Proponimento per gli anni a venire è l’inserimento integrale in internet degli altri codici superstiti appartenuti agli Este, facenti parte della biblioteca Ducale, o indirettamente legati ad alcune illustri personalità, o ad esponenti, della famiglia estense, conservati a Ferrara: La Spagna (Classe II, 132) commissionato da Borso d’Este, negli anni 1452-1453, che ne fece eseguire le miniature a Giorgio d’Alemagna e la rilegatura a Nicolò Nigrisoli; il De laudibus Estensium carmina di Matteo Maria Boiardo (Classe I, 318) esemplare di dedica al duca Ercole I d’Este il cui epigramma di dedica autografo, con firma autografa dell’autore medesimo, indurrebbe a datare il manoscritto fra il 1471, anno in cui Ercole divenne il nuovo signore della città, e il 1494, anno di morte del poeta; il De venenis et morsibus venenosis di Battista Massa (Classe I, 352), datato al 1472, che ancora una volta vede coinvolto Ercole I trattandosi di un esemplare di dedica a lui rivolto; le Tabulae Astrologiae di Giovanni Bianchini (Classe I, 147) databile agli anni 1452-1457 che merita un discorso a parte rispetto ai codici estensi in senso stretto, dato che potrebbe trattarsi di un dono di Borso al Bianchini a conclusione di una brillante carriera al servizio degli Estensi.
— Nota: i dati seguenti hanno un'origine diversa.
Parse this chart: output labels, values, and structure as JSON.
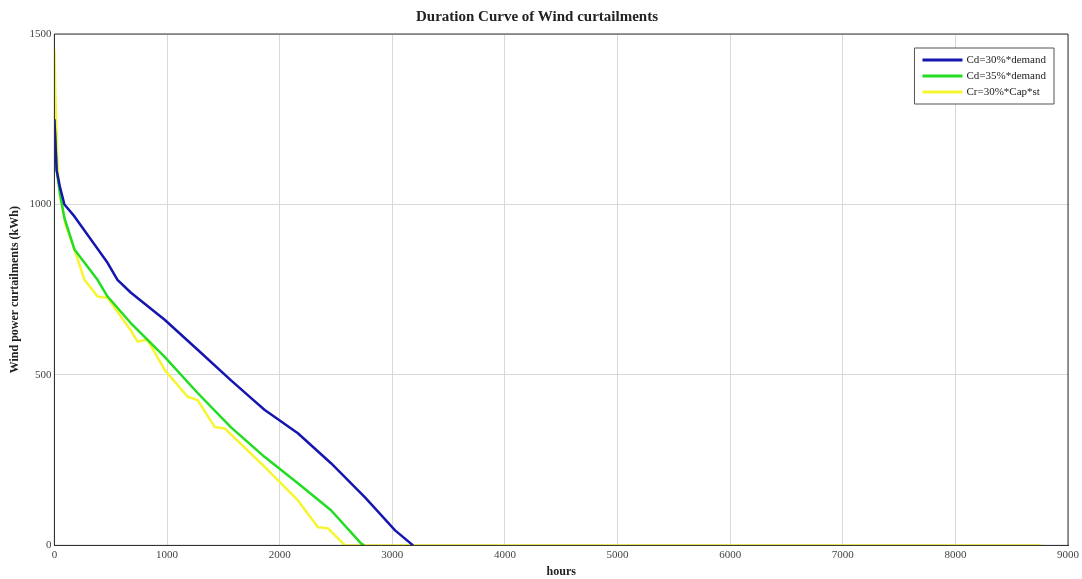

Una vetrina di tesori miniati evocativi di una stagione artistica che coinvolse la città e la sua dinastia. Una Wunderkammer in rete per mostrare le mirabilia dell’Ariostea: dai codici estensi, alle miniature più preziose, alle opere museali queste ultime, fin da ora, godibili nel sito Arte in Ariostea. A completamento e ad integrazione del ricco apparato illustrativo un corrispondente corredo di schede scientifiche in linea con i parametri e le direttive ufficiali, necessarie per un migliore coordinamento e una maggiore uniformità descrittiva, da applicarsi alle relative aree di competenza. Indubbiamente un progetto ambizioso, impegnativo, ancora in nuce la cui realizzazione potrà essere possibile solo intessendo, armonizzandole, quelle che sono le competenze codicologiche, filologiche, storiche, artistiche messe “in arte” dai ricercatori con le conoscenze informatiche messe a disposizione dai tecnici del sistema informativo al fine di abbreviare i confini tra fruitori ed emissari di un servizio preposto alla valorizzazione del patrimonio locale. Un percorso virtuale espositivo che ha come esclusivo desiderio di far conoscere, di presentare e di condividere le bellezze conservate nel principale istituto culturale, l’Ariostea, che le ospita, di una città, Ferrara, riconosciuta dall’Unesco patrimonio dell’Umanità.